Regulation Has Lead To Expensive And Slow Internet

There is a certain points in which government regulation is bad, and this is one of those:

The U.S. has fallen behind much of the Western world when it comes to phone, cable and Internet service. Americans actually pay much more for inferior service compared to their global counterparts.

In his new book, The Fine Print: How Big Companies Use ‘Plain English’ to Rob You Blind, Pulitzer Prize-winning reporter David Cay Johnston highlights these astounding facts:

  • Americans pay four times as much as the French for an Internet triple-play package—phone, cable TV and Internet—at an average of $160 per month versus $38 per month.
  • The French get global free calling and worldwide live television. Their Internet is also 10 times faster at downloading information and 20 times faster uploading it.
  • America has gone from #1 in Internet speed (when we invented it) to 29th in the world and falling.
  • Bulgaria is among the countries with faster Internet service.
  • Americans pay 38 times as much as the Japanese for Internet data.

Since the mid-1970’s when Ma Bell was cited as holding a monopoly over phone service, Americans have been told more competition would lower their phone bill. But the promise of lower prices has actually led to higher prices, says Johnston.

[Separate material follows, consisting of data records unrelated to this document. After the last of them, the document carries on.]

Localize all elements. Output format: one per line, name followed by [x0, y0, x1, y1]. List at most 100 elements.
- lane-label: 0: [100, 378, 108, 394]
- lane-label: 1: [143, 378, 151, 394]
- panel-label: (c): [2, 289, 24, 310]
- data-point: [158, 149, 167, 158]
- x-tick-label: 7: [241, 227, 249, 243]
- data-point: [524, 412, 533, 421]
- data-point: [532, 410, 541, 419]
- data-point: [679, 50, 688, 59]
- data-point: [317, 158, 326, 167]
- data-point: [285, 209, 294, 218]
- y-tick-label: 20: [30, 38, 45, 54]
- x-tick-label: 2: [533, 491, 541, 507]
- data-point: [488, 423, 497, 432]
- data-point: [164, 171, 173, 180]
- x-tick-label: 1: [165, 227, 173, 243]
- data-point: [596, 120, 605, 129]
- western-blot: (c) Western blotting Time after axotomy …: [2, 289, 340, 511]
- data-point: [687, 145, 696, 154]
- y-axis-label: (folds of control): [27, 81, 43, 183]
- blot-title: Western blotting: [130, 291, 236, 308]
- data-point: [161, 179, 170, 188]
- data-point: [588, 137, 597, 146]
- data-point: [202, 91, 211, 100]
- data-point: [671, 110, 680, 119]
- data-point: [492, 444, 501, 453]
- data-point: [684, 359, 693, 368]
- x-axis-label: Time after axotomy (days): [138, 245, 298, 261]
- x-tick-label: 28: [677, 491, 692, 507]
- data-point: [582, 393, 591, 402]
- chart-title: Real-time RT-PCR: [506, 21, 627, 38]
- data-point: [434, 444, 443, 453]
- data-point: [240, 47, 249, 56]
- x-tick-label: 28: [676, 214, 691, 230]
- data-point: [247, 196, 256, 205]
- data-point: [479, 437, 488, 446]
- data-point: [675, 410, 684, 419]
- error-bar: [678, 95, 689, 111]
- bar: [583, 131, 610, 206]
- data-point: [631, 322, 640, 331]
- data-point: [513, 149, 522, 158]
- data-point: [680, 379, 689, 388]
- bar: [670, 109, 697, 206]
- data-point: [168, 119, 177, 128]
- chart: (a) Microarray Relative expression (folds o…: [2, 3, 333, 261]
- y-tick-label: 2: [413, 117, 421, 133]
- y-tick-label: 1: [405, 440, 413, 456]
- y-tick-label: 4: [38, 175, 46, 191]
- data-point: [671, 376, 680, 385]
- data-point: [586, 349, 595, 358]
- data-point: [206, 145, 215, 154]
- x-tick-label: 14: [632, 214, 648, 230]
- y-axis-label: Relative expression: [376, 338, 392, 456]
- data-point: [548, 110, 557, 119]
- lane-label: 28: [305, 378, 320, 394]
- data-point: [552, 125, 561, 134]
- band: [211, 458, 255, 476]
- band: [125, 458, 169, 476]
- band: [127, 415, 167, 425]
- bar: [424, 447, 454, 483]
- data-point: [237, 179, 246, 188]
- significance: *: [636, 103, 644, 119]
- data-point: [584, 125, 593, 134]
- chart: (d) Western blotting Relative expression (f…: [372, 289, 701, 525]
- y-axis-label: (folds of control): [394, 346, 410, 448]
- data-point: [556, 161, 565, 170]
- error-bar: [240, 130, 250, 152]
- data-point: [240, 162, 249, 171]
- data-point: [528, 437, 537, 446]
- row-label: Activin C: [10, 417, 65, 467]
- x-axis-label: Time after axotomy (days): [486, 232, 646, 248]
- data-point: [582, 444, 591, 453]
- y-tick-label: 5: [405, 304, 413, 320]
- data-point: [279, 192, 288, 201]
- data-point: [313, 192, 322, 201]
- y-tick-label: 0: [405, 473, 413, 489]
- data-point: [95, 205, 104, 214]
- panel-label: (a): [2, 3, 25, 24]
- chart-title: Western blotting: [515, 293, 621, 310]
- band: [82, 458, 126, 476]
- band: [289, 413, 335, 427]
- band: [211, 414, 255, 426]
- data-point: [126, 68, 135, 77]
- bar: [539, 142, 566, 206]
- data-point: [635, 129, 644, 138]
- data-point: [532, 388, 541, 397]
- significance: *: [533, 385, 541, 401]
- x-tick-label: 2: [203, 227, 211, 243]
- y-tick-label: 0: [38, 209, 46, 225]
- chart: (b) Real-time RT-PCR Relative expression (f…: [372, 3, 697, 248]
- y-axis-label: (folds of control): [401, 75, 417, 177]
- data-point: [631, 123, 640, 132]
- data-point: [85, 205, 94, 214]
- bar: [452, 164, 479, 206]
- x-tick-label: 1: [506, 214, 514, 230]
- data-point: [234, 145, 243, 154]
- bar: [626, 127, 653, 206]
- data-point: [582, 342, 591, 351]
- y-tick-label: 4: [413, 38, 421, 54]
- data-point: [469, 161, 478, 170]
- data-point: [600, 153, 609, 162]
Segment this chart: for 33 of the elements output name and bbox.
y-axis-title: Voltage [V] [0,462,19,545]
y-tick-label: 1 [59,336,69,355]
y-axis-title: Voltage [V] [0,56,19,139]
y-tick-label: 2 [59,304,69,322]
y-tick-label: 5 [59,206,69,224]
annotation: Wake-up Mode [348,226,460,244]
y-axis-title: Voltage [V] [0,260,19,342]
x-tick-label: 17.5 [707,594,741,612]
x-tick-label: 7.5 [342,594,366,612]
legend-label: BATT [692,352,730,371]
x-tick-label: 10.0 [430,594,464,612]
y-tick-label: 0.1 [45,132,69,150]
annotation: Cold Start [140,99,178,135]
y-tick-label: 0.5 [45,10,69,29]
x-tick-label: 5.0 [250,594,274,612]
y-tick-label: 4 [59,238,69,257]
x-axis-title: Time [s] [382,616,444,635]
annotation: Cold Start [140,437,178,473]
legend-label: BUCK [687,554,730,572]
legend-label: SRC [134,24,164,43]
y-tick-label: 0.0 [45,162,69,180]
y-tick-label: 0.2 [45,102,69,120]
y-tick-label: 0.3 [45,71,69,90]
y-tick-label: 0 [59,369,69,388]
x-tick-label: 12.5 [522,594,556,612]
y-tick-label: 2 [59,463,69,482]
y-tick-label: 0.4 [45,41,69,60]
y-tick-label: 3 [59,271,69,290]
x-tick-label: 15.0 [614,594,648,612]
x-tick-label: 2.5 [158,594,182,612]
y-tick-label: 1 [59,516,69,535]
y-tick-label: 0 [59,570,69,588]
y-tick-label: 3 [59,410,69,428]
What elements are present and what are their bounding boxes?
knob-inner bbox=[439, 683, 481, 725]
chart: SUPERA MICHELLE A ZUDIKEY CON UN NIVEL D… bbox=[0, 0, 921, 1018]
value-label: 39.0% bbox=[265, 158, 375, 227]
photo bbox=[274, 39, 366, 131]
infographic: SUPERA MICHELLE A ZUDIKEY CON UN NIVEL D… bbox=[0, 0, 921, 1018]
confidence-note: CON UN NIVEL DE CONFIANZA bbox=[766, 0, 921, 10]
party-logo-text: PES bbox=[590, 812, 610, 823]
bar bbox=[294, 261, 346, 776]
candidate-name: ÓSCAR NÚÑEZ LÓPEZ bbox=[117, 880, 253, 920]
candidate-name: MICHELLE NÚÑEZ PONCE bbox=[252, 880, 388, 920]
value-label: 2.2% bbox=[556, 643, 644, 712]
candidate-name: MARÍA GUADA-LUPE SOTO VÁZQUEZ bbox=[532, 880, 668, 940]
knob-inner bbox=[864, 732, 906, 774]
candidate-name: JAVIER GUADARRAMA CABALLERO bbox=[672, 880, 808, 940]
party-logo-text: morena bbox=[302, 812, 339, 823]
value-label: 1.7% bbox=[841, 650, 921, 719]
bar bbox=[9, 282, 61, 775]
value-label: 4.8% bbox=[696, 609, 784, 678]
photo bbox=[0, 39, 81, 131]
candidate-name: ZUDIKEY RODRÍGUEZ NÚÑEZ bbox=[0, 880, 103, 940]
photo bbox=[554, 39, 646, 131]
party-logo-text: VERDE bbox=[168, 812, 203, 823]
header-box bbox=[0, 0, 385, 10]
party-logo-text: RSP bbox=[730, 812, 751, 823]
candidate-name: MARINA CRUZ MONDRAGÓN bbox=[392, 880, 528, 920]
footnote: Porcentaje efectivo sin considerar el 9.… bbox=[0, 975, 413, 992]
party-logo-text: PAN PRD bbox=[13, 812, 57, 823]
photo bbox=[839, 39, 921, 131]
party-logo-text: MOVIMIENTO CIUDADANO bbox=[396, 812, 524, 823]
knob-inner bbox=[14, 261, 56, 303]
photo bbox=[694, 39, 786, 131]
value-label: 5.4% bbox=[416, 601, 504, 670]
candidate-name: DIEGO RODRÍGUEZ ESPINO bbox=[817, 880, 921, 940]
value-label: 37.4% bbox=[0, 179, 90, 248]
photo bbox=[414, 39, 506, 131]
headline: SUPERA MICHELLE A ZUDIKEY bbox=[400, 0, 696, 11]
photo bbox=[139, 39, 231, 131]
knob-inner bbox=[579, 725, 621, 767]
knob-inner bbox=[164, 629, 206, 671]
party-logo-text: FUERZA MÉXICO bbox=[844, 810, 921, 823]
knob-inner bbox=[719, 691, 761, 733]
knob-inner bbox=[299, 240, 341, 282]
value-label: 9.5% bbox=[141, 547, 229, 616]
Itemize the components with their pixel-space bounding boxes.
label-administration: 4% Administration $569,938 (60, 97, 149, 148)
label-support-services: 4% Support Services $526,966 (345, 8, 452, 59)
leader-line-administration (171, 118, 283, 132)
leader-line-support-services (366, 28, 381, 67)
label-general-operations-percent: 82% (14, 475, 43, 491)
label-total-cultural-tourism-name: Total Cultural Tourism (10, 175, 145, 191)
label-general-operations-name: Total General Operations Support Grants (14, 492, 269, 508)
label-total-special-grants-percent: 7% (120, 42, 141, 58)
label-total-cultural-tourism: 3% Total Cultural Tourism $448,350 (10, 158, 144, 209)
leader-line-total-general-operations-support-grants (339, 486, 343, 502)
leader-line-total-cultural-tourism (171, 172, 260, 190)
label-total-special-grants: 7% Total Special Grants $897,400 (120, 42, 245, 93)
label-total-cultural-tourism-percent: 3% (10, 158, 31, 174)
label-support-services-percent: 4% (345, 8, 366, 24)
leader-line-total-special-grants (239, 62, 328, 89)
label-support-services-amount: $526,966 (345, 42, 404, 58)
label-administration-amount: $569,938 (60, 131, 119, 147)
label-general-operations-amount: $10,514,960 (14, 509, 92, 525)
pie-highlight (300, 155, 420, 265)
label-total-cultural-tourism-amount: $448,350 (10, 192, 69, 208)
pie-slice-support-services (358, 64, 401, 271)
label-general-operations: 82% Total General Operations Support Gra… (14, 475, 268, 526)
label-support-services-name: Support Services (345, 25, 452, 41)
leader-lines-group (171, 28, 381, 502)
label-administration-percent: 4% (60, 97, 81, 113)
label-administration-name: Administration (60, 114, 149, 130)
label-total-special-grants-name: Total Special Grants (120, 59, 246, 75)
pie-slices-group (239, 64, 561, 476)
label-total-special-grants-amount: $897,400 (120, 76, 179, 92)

Johnston goes on to lay out the very reasons why we are so bad off:

The telecos got the rules changed while we weren’t watching,” says Johnston in the accompanying interview. Basically, the phone and cable companies lobbied Washington to change laws and regulations to favor their business over their customers.

And remember the so-called “Information Superhighway”?

Over the course of the last 20 years, nearly $500 billion has been collected by the telecom companies to (allegedly) bring America into the 21st century with an “Information Superhighway,” says Johnston. That works out ot $3,000 per household to have access to high-speed Internet.

Yet when we talk about things like net neutrality, the right starts screaming about government regulations. They fail to realize that government regulation is what’s killing us in costs and speed. It’s also what is preventing us from taking hold of a 21st century economy and going with it.

If we want to be serious about excelling, then we need to be serious about the cause of the problems. That means failed, partisan ideologies must be thrown out. If we don’t start looking into the problem, then we will help further the demise of our economy and our future. It’s time for a new technology bill that erases these problems and creates a sound foundation we can build upon. Don’t let America fall into the technological abyss.